Darius Simpson & Scout Bostley – Lost Voices

A poem about mansplaining and whitesplaining, recited by a black man and a white woman both of whom speak over each other, for the other person’s problems. Addresses the issue of people speaking over others, of different intersections that are not parts of their identities and of things we haven’t all experienced, but also of realizing that we have all been through different things the need to speak up for others’ needs after realizing your privilege, so that no one is left without a voice .


Keith Jarrett – A Gay Poem

A poem about the discrimination, problematic reactions, and threats that gay people have to face, answering in a unique, sarcastic way, to the question “have you ever written a gay poem?”


Chrysanthemum Tran – Maybe All Transgender People are Really Vampires

A powerful poem about the uncertainty, stereotypes and fears that trans people have to face every day, against the hateful, dehumanizing rhetoric and behaviours directed to them, a cry of desperation that reminds us that trans people are people often stripped by their humanity, and they need to live with dignity and without fear.


Ash Hardel – We get it, you’re gay

A poem about how people might tell you that you’re too loud about being gay, that you make a big deal out of it, when in reality it’s society that forces you to face your identity all the time, to apologize about it, to protect it, to be harassed about it, invisible in a heteronormative context, faced with the privilege straight people don’t realize they have every day.
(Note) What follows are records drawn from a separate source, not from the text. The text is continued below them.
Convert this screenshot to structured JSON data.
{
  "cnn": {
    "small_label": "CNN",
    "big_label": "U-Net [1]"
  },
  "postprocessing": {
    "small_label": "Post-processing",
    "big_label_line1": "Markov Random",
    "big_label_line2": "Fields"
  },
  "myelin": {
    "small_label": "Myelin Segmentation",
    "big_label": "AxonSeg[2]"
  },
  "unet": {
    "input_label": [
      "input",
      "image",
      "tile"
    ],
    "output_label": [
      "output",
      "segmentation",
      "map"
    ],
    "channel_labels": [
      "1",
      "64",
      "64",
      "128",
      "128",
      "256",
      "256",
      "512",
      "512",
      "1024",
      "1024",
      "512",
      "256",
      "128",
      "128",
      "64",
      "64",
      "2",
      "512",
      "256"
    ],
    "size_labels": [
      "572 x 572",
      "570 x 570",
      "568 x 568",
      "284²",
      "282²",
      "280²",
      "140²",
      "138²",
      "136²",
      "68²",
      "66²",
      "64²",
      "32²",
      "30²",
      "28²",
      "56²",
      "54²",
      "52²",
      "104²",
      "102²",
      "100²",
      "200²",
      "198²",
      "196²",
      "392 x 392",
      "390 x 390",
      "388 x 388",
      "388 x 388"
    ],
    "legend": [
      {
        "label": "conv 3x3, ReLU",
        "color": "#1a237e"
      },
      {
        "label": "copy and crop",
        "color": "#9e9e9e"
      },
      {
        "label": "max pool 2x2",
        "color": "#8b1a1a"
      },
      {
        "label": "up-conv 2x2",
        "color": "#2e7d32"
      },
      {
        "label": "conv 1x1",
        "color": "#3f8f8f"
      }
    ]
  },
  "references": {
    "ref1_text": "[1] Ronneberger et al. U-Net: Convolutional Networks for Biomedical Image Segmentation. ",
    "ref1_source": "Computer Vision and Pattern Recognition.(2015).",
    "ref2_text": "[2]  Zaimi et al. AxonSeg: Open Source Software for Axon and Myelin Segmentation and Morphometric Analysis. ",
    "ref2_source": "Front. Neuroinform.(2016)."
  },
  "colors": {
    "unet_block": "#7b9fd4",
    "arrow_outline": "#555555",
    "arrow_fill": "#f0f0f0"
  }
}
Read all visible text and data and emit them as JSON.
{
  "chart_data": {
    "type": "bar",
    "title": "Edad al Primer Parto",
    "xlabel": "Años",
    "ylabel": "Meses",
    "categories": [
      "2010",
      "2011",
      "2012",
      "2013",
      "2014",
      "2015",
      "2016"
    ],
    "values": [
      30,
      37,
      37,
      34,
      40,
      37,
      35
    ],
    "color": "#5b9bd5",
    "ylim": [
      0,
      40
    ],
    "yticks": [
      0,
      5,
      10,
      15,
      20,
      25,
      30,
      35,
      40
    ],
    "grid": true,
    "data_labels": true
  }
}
Melanie Murphy – FEMME|a spoken word film about my bisexuality

Speaks about femme bisexual women who are ostracized by both straight and gay communities, stripped either of their queer identities, or of the expression and appearance that makes them feel more like themselves. Femme bi women are read as queer by straight people only for the sake of fetishization, threatened to be force-turned to straight by men, invisible in the activist world, deemed as confused or going through a phase, alienated and at the same time told they’re privileged.